Maybe that’s it: we’re separating the grain from the gross. Tonight we just finished off a bottle of decent tequila and a bottle of Cointreau, both of which had just splashes left. The kids are going to their grandparents this entire coming week, though, and I wonder what wickedness may come if we start out a week without children thinking we need to thin the booze herd. This is our week to get things done, so a little focus is required.

I may just be having a little short-timers guilt. I haven’t (yet) become completely useless at work, knowing I have no responsibility to the job in 11 weeks. And I own this job anyway, so I’m actually working harder now to try to get things in shape for my replacement. But I realized the other day that I’ve been fantasizing about leisure. I will learn Spanish in a hammock. I will learn guitar by a river. I will spend hours a day cooking with my wife. I will play with my children to exhaustion.

And no matter what else the angel on my shoulder says, I will continue to have lustful thoughts of leisure. But I’ve been realizing that this trip is primarily to give our children perspective on our culture at home, and get lessons in life that they might not otherwise get at home. So we don’t want to be teaching our children that leisure is the ultimate objective of life, or that you can give up work and responsibility to get it.
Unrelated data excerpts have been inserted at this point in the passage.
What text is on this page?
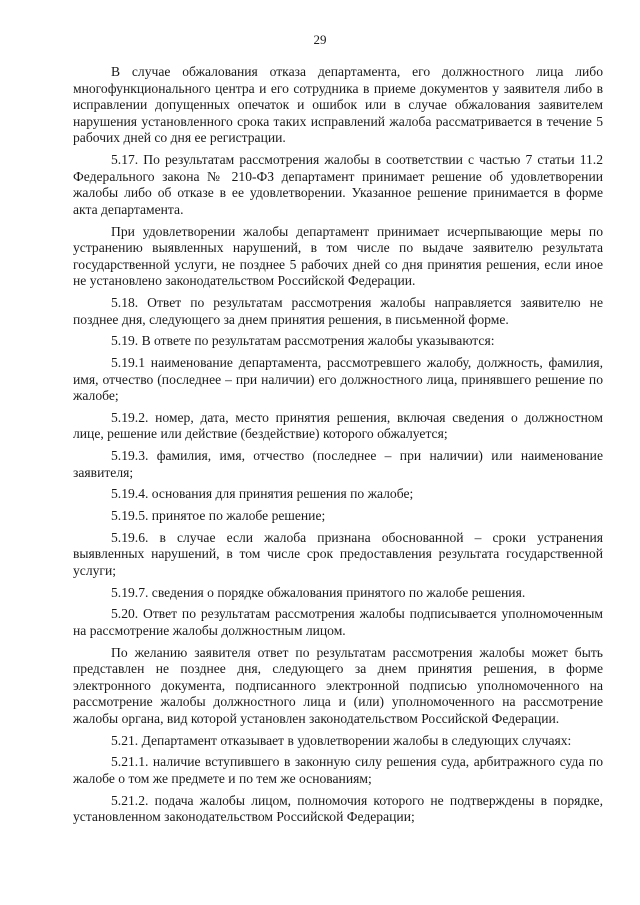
29

В случае обжалования отказа департамента, его должностного лица либо многофункционального центра и его сотрудника в приеме документов у заявителя либо в исправлении допущенных опечаток и ошибок или в случае обжалования заявителем нарушения установленного срока таких исправлений жалоба рассматривается в течение 5 рабочих дней со дня ее регистрации.

5.17. По результатам рассмотрения жалобы в соответствии с частью 7 статьи 11.2 Федерального закона № 210-ФЗ департамент принимает решение об удовлетворении жалобы либо об отказе в ее удовлетворении. Указанное решение принимается в форме акта департамента.

При удовлетворении жалобы департамент принимает исчерпывающие меры по устранению выявленных нарушений, в том числе по выдаче заявителю результата государственной услуги, не позднее 5 рабочих дней со дня принятия решения, если иное не установлено законодательством Российской Федерации.

5.18. Ответ по результатам рассмотрения жалобы направляется заявителю не позднее дня, следующего за днем принятия решения, в письменной форме.

5.19. В ответе по результатам рассмотрения жалобы указываются:

5.19.1 наименование департамента, рассмотревшего жалобу, должность, фамилия, имя, отчество (последнее – при наличии) его должностного лица, принявшего решение по жалобе;

5.19.2. номер, дата, место принятия решения, включая сведения о должностном лице, решение или действие (бездействие) которого обжалуется;

5.19.3. фамилия, имя, отчество (последнее – при наличии) или наименование заявителя;

5.19.4. основания для принятия решения по жалобе;

5.19.5. принятое по жалобе решение;

5.19.6. в случае если жалоба признана обоснованной – сроки устранения выявленных нарушений, в том числе срок предоставления результата государственной услуги;

5.19.7. сведения о порядке обжалования принятого по жалобе решения.

5.20. Ответ по результатам рассмотрения жалобы подписывается уполномоченным на рассмотрение жалобы должностным лицом.

По желанию заявителя ответ по результатам рассмотрения жалобы может быть представлен не позднее дня, следующего за днем принятия решения, в форме электронного документа, подписанного электронной подписью уполномоченного на рассмотрение жалобы должностного лица и (или) уполномоченного на рассмотрение жалобы органа, вид которой установлен законодательством Российской Федерации.

5.21. Департамент отказывает в удовлетворении жалобы в следующих случаях:

5.21.1. наличие вступившего в законную силу решения суда, арбитражного суда по жалобе о том же предмете и по тем же основаниям;

5.21.2. подача жалобы лицом, полномочия которого не подтверждены в порядке, установленном законодательством Российской Федерации;
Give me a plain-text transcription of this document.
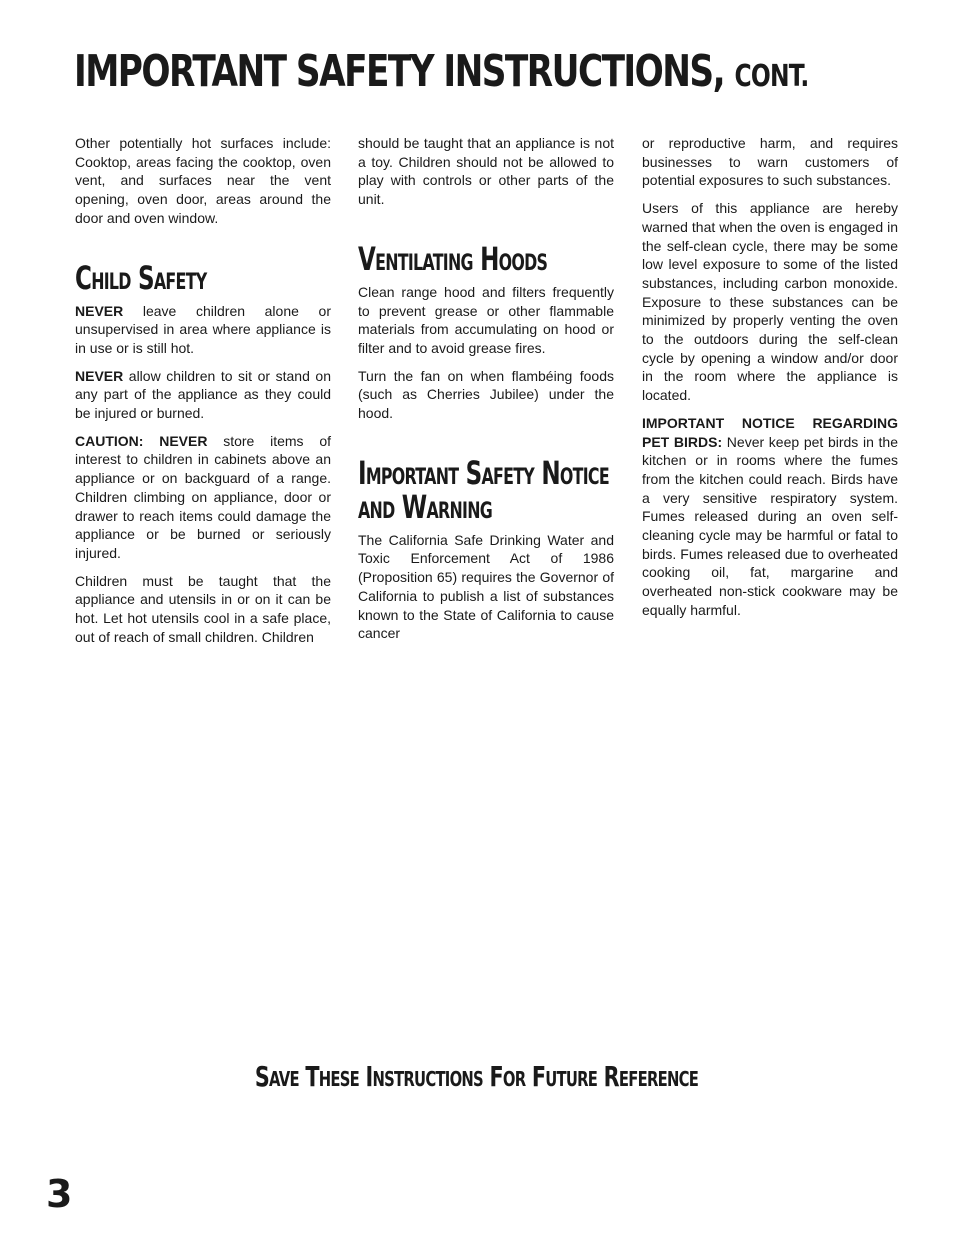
IMPORTANT SAFETY INSTRUCTIONS, CONT.

Other potentially hot surfaces include: Cooktop, areas facing the cooktop, oven vent, and surfaces near the vent opening, oven door, areas around the door and oven window.

Child Safety

NEVER leave children alone or unsupervised in area where appliance is in use or is still hot.

NEVER allow children to sit or stand on any part of the appliance as they could be injured or burned.

CAUTION: NEVER store items of interest to children in cabinets above an appliance or on backguard of a range. Children climbing on appliance, door or drawer to reach items could damage the appliance or be burned or seriously injured.

Children must be taught that the appliance and utensils in or on it can be hot. Let hot utensils cool in a safe place, out of reach of small children. Children

should be taught that an appliance is not a toy. Children should not be allowed to play with controls or other parts of the unit.

Ventilating Hoods

Clean range hood and filters frequently to prevent grease or other flammable materials from accumulating on hood or filter and to avoid grease fires.

Turn the fan on when flambéing foods (such as Cherries Jubilee) under the hood.

Important Safety Notice
and Warning

The California Safe Drinking Water and Toxic Enforcement Act of 1986 (Proposition 65) requires the Governor of California to publish a list of substances known to the State of California to cause cancer

or reproductive harm, and requires businesses to warn customers of potential exposures to such substances.

Users of this appliance are hereby warned that when the oven is engaged in the self-clean cycle, there may be some low level exposure to some of the listed substances, including carbon monoxide. Exposure to these substances can be minimized by properly venting the oven to the outdoors during the self-clean cycle by opening a window and/or door in the room where the appliance is located.

IMPORTANT NOTICE REGARDING PET BIRDS: Never keep pet birds in the kitchen or in rooms where the fumes from the kitchen could reach. Birds have a very sensitive respiratory system. Fumes released during an oven self-cleaning cycle may be harmful or fatal to birds. Fumes released due to overheated cooking oil, fat, margarine and overheated non-stick cookware may be equally harmful.

Save These Instructions For Future Reference
3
I assume that I, possibly we, will get engaged in the community in more than a social way. But what is to ensure that? That is, what will we end up doing without having some explicit purpose to this adventure?

Di’s mom suspects we are doing this to scratch our own travel itch, and not for the beneficent and patronly reasons we believe. And if we do launch without first having set our minds to some expectation of what we get out of this, then she may turn out to be right.
Now, just where is that special purpose?